|Publication number||US4799278 A|
|Application number||US 07/062,455|
|Publication date||Jan 24, 1989|
|Filing date||Jun 12, 1987|
|Priority date||Jun 12, 1987|
|Publication number||062455, 07062455, US 4799278 A, US 4799278A, US-A-4799278, US4799278 A, US4799278A|
|Inventors||Hans A. Beeh|
|Original Assignee||Beeh Hans A|
|Export Citation||BiBTeX, EndNote, RefMan|
|Patent Citations (6), Referenced by (23), Classifications (7), Legal Events (3)|
|External Links: USPTO, USPTO Assignment, Espacenet|
The invention relates to a method for dyeing fabrics on a specially designed machine enabling to produce economically short dyelots.
The coloration of textiles is an old art, through which both the esthetical and commercial value of the substrate is bettered.
Dyestuffs were and still are mainly applied from a dyebath through physical contact. The color obtained depends principally on the characteristics of the dyestuff, its concentration in the dyebath, the ratio dyebath/substrate, the temperature and the time of contact. Uniformity of color depends on uniformity of process parameters over the whole extension of the fabric.
To assure uniformity two basic procedures are used:
move the fabric through a stationary dyebath, or
circulate the dyebath through a stationary fabric.
Manual dyeing procedures have been replaced by machines. Until the 1940's most machines were designed to dye short lots in batch operations, both with
stationary dyebath: jigs, dye-becks, and
stationary fabric: beam-dyeing-machines.
During World War II the Dupont company developed a continuous dyeing machine and process, called pad-steam, to produce economically large quantities of fabrics for uniforms. Cost compares to batch processes and is substantially lower. Several years later, after the appearance of polyester/cotton blends, the same Company invented the Thermosol process. This process, combined with the pad-stem process, makes it possible to dye simultaneously both fibers.
The methods (pad-steam, thermosol) are performed on very long machines, in which the fabric is carried successively through different steps, required to perform the dyeing. Such as:
1: padder, in which dyebath is applied uniformly;
2: pre-dryer, usually infrared, in which water is evenly evaporated;
3: dryer, usually drying cans, in which water is completely evaporated;
4: padder, in which chemicals necessary to achieve dye fixation are applied;
5: steamer, in which said fixation is accelerated;
6: washing compartments (from 8 to 12), in which excess unfixed dyes are washed off.

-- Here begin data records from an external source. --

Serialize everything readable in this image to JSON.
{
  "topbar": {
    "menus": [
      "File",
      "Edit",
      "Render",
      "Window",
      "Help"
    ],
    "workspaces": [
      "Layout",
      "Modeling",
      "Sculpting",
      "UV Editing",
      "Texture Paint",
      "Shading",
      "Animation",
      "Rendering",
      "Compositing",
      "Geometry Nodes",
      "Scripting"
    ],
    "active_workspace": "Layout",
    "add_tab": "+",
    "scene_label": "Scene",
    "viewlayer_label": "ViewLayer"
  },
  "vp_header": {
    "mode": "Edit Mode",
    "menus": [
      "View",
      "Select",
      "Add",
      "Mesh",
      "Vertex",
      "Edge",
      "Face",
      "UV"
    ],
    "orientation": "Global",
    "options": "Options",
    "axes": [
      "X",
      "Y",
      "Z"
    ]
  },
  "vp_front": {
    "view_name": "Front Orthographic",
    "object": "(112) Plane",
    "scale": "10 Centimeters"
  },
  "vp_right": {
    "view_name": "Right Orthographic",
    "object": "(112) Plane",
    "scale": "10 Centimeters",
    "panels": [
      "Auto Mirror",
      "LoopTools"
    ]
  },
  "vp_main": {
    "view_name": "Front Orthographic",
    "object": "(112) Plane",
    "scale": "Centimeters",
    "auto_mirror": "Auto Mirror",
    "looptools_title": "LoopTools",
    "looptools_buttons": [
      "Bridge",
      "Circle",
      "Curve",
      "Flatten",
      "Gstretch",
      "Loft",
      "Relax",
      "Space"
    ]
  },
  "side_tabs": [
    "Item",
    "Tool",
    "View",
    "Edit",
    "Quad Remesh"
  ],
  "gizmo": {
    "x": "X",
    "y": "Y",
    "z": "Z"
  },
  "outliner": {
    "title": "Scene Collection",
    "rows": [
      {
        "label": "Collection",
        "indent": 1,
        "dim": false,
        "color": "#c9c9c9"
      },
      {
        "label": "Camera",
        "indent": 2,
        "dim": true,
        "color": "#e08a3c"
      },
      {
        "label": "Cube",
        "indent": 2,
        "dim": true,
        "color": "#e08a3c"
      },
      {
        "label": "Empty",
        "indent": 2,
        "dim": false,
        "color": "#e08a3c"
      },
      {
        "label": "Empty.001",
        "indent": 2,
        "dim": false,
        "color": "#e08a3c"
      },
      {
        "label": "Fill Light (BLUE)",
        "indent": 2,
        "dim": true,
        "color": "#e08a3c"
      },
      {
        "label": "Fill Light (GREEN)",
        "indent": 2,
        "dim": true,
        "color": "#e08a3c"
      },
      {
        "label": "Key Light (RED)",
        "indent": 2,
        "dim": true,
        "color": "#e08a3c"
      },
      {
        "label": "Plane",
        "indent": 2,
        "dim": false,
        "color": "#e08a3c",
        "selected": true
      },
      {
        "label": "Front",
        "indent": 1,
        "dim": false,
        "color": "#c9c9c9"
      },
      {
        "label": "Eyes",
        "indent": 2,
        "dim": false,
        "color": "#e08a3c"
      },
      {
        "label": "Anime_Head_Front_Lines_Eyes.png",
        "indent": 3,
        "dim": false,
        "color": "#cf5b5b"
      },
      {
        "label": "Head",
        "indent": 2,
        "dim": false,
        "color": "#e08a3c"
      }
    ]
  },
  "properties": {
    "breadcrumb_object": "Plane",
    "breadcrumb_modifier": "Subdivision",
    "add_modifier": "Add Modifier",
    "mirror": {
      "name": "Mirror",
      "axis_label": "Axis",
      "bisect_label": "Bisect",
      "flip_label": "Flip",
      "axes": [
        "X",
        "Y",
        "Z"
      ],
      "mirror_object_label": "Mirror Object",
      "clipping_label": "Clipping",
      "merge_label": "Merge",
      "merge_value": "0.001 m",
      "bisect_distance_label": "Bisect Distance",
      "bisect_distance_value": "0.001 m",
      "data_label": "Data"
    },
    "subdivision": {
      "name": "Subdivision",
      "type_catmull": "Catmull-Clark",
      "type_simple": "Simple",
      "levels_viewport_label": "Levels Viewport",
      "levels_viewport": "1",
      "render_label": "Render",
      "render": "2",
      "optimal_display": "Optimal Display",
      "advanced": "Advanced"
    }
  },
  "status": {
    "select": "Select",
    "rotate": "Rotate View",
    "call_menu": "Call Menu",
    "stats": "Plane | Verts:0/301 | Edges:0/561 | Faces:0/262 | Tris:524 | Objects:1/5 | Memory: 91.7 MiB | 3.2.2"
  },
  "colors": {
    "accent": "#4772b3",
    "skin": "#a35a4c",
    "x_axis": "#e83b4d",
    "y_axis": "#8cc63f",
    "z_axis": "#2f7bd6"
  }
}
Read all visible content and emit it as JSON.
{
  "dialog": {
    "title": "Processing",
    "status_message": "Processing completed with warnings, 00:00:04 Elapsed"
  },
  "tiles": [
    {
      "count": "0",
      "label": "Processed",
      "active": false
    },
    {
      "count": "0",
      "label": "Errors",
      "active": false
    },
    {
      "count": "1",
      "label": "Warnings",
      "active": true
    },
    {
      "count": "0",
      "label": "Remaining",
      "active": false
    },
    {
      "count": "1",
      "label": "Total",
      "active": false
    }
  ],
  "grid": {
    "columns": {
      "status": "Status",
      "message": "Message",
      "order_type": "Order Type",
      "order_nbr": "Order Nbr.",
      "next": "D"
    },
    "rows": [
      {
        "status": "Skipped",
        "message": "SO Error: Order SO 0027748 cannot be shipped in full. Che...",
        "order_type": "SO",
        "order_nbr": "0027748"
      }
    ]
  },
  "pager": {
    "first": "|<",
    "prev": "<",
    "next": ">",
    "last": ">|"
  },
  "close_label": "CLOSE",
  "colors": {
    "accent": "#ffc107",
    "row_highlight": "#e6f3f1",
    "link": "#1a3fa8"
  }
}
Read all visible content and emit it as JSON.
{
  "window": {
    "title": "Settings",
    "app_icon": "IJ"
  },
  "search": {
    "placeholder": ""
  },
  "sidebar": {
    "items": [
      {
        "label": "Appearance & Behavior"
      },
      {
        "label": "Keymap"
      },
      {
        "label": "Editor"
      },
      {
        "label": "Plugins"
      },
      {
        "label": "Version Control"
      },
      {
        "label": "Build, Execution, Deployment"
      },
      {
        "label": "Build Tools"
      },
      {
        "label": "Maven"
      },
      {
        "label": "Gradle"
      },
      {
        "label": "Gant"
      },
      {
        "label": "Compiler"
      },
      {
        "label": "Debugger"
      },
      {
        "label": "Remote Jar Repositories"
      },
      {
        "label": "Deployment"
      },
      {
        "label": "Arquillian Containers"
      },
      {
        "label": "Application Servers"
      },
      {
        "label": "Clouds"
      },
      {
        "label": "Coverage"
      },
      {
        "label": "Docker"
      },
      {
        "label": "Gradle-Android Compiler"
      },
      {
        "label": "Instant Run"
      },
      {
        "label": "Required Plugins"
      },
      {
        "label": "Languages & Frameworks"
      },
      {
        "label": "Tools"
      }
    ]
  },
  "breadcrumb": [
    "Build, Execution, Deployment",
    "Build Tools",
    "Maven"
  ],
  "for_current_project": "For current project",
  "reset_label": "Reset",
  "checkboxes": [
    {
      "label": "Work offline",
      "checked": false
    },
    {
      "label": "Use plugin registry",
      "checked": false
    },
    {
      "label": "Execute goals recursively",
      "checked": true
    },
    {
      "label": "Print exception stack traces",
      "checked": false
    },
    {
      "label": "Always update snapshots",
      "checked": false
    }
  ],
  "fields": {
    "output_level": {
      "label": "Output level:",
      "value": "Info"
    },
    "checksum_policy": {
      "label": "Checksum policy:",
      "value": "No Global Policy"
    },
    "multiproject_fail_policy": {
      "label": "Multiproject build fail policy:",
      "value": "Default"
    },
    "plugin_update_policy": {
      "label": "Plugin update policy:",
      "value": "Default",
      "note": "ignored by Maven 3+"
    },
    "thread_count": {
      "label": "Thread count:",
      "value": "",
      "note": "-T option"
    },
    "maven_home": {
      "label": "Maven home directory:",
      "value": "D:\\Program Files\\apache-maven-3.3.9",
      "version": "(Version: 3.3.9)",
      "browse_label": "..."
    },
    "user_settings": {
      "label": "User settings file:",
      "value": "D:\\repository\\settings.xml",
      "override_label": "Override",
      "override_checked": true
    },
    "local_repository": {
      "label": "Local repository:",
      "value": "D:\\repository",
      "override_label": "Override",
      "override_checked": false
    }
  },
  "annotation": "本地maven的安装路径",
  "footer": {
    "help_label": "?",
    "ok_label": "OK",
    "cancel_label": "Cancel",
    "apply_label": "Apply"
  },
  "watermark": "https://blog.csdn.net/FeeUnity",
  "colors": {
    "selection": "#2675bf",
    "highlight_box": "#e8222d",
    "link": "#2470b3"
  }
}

Machines for dyeing of polyester/cotton blends include a high temperature oven between steps 3 and 4, in which disperse dyestuffs are made to diffuse into the polyester fiber by heat.
To dye fabrics with Indigo (the product denomination is China-blue) known Indigo yarn dyeing machines are temporarily converted to operate with fabrics these machines, specially built for Indigo dyeing, are very highly priced.
Due to the size of said machines both set up times and waste of dyestuffs and chemicals during changeovers are considerable. For this reason lower running costs on continuous ranges are offset by changeover costs when dyeing relatively short runs.
Until the sixties and seventies many continuous dyeing ranges have been installed, as long dyelots were quite common. Thus important savings against batch dyeing in dyestuffs, chemicals, water, energy and labor were achieved. During the last decade the market demand switched to a greater diversity in colors and styles, thus reducing lot size. For this reason batch dyeing machines have again been used and improved extensively.
The liquor ratio has been reduced. The liquor ratio is the relation between dyebath and substrate. The higher the ratio the lower the dyestuff yield. In machines with stationary dyebath, fabric capacities and speeds have been increased. In machines with stationary fabric, flow rate and also capacity of fabric have been improved. Most of new machines are extensively automated, to assure accuracy in the dyeings.
Also continuous dyeing ranges have been cut down in size and automated in order to reduce the costs of changeover. For a group of dyestuffs (fiber reactive) a semi-continuous method has evolved called Pad-batch. By this method the fabric is impregnated with dyestuff and alkali solution in a padder, wound on beams, covered with plastic film (to prevent uneven dryeing), and left rotating (to prevent bath from concentrating in the bottom of the roll) for several hours, after which dyestuff-fiber reaction is completed. Thereafter the fabricx has to be washed on conventional washing ranges or by water being pumped through the perforated beam, thereby collating through the rotating fabric roll.
The present invention makes it possible to dye economically small lots of fabrics.
Former methods required either:
Highly priced continuous dyeing ranges. On these machines large lots can be dyed at very low unitary costs. But due to high set up costs short runs are not economical.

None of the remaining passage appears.